Distilled spirits arrived at the International Space Station on Monday, but the astronauts won’t be taking a sip. It is all for a science experiment.
A Japanese company known for its whiskey and other alcoholic beverages included five types of distilled spirits in a space station cargo ship. The space station cargo ship had nearly 10,000 pounds cargo, including six liquor samples.
Japanese astronaut, Kimiya Yui, who operates the station’s big robotic arm, with a lot of assistance from flight controllers, anchored down the supply sent from Yui’s homeland.

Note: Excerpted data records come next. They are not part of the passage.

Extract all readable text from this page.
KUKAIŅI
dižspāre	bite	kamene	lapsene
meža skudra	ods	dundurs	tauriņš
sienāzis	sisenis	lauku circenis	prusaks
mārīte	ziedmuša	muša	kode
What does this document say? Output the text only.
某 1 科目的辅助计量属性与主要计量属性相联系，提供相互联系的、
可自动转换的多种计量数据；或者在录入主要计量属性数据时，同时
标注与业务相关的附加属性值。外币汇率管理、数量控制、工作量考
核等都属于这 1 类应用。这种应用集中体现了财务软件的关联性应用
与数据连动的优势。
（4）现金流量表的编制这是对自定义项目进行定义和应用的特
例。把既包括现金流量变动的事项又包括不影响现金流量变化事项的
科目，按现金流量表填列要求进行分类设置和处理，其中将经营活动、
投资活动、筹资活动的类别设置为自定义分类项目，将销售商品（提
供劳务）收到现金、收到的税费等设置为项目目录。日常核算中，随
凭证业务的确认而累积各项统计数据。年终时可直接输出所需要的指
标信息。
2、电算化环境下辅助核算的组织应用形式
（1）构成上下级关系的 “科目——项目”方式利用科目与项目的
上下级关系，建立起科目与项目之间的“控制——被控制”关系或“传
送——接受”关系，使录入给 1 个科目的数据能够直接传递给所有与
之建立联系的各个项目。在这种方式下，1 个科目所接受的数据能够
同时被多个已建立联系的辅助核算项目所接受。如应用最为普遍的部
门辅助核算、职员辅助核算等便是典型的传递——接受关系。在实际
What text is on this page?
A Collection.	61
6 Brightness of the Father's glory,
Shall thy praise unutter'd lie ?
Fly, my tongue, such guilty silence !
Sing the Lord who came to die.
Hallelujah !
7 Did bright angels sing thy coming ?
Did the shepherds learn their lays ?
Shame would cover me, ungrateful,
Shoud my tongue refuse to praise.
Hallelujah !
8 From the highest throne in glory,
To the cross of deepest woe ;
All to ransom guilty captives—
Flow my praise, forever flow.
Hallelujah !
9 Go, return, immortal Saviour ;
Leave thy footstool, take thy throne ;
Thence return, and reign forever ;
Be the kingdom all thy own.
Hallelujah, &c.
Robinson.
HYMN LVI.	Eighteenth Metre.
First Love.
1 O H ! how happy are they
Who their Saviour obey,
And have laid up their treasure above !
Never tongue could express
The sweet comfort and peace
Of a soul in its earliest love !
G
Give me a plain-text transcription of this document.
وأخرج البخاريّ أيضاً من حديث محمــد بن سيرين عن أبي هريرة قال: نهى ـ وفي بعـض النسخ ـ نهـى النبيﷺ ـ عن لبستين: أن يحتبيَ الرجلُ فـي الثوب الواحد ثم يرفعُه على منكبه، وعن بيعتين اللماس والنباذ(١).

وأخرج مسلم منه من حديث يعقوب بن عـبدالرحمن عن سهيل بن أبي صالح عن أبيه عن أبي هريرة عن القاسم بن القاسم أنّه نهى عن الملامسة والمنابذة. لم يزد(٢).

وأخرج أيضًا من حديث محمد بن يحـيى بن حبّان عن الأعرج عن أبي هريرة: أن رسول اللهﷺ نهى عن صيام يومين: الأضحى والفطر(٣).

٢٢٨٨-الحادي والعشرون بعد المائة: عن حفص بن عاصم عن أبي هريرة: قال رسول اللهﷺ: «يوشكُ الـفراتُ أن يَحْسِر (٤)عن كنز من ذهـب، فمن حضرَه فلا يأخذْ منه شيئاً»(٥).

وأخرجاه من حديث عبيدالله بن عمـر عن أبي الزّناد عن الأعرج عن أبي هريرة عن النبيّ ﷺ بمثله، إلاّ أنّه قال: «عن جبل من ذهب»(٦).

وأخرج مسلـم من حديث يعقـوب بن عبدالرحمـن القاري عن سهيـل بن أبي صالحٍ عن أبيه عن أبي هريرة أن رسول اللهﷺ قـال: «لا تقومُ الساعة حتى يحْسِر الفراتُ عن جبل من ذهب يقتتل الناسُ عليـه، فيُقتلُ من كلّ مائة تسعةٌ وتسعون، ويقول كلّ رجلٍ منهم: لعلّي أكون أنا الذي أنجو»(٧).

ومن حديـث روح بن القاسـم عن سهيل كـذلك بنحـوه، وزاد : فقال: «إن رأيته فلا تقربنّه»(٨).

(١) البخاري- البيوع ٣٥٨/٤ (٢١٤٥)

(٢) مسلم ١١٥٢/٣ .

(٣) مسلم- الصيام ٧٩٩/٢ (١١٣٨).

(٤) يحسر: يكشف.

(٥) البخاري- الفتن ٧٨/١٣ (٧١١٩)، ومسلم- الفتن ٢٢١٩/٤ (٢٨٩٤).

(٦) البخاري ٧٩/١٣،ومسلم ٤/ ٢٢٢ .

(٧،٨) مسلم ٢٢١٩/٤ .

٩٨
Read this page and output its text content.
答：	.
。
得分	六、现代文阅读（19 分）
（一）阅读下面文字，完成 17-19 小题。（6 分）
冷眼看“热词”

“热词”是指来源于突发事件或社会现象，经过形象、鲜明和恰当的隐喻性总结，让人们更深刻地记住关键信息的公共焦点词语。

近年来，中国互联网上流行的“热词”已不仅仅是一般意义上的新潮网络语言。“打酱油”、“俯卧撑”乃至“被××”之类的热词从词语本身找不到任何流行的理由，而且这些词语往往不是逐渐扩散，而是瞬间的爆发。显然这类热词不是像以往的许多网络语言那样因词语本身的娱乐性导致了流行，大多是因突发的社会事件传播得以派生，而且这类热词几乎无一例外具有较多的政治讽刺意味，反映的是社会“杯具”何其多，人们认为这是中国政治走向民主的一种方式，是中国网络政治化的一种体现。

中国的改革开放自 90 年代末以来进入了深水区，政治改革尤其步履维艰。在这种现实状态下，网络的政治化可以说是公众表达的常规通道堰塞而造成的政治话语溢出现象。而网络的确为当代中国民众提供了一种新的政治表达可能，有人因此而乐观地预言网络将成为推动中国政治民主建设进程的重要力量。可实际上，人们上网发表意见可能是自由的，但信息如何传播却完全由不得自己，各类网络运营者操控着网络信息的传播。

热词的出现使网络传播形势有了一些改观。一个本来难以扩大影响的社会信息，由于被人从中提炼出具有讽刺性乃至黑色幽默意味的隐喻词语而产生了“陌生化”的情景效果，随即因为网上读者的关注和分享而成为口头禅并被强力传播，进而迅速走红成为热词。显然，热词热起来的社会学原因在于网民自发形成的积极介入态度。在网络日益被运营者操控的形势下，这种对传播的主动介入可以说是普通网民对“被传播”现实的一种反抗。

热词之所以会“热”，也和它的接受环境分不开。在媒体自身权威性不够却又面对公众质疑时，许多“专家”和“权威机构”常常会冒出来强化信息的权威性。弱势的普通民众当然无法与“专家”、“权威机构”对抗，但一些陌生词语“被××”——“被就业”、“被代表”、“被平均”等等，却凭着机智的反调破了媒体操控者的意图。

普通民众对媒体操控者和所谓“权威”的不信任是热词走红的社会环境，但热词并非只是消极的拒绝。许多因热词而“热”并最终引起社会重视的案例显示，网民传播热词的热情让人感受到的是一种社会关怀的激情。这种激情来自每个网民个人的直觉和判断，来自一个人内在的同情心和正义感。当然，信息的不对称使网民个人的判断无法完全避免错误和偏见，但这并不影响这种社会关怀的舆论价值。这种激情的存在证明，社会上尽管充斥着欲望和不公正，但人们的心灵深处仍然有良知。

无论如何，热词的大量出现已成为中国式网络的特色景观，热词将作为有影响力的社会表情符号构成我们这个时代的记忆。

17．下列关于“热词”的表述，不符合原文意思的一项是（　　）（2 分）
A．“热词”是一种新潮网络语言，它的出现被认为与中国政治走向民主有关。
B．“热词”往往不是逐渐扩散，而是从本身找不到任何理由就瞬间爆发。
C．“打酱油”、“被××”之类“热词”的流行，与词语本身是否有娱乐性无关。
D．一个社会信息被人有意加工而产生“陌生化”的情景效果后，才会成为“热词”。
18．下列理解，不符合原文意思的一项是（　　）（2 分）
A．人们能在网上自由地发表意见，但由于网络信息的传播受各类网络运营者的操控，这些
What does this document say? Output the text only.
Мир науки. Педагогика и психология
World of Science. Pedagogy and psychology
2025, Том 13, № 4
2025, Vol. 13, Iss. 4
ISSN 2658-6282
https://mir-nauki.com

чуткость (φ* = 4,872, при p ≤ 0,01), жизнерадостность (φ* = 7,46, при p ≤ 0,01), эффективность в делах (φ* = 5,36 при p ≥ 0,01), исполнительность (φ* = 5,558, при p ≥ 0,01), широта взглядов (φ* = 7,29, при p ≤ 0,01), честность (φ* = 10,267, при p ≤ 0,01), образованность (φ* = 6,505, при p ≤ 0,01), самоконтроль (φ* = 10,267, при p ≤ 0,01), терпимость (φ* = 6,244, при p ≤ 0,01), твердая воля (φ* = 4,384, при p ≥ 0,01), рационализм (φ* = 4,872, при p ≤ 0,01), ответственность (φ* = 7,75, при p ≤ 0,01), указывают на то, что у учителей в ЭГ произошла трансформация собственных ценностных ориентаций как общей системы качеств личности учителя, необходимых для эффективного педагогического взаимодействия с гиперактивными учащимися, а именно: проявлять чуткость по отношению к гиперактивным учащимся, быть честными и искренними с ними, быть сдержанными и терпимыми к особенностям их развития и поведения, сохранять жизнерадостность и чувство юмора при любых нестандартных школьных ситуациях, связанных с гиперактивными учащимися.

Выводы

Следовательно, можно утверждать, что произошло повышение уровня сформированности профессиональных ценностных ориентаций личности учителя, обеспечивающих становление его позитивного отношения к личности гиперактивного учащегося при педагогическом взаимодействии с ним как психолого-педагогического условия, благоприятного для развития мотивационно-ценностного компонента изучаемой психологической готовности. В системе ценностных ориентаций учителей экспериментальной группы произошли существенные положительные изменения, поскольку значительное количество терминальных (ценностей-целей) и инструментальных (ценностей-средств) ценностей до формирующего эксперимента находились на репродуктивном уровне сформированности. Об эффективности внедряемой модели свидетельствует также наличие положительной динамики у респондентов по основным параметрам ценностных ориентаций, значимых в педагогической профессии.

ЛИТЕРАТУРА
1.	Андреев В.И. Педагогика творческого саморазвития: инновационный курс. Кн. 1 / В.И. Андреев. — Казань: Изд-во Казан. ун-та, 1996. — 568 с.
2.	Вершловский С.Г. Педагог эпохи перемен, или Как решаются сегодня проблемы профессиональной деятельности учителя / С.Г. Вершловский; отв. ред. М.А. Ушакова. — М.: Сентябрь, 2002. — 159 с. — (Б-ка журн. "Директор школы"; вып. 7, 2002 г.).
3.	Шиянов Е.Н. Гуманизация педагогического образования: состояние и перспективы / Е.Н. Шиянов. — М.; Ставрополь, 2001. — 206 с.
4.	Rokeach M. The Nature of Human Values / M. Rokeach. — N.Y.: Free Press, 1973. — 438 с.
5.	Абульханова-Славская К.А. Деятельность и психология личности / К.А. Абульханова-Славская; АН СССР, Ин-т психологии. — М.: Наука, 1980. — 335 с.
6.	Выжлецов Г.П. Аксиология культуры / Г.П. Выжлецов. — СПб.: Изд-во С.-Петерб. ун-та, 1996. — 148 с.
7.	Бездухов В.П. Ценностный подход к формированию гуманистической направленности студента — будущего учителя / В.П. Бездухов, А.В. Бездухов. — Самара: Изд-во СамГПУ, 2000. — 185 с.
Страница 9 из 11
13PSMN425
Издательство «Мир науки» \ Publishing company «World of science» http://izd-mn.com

Hindustan Times reported that it was an experiment conducted by Suntory Global Innovation Center In Tokyo, to see if the alcohol has the same impact on people in space as they have on Earthians when they are living there. The samples will be kept in space for nearly a year. An identical set of samples will be stored in Japan too.
NASA too had a say in this experiment as spokesman Dan Huot reportedly said that all research flown to the space station is agreed upon by everyone involved.
It’s not the first liquor-related space study. Previously, Japan had sent up 12 mice aboard the Kounotori vessel, Japanese for white stork, as part of an aging study.
NASA has considerable equipment aboard the supply capsule. Many of them are replacements for items lost in SpaceX supply which failed to run at the end of June.
US astronaut Scott Kelly in a series of tweets has been updating the recent happenings in space, the fresh supplies being one of them.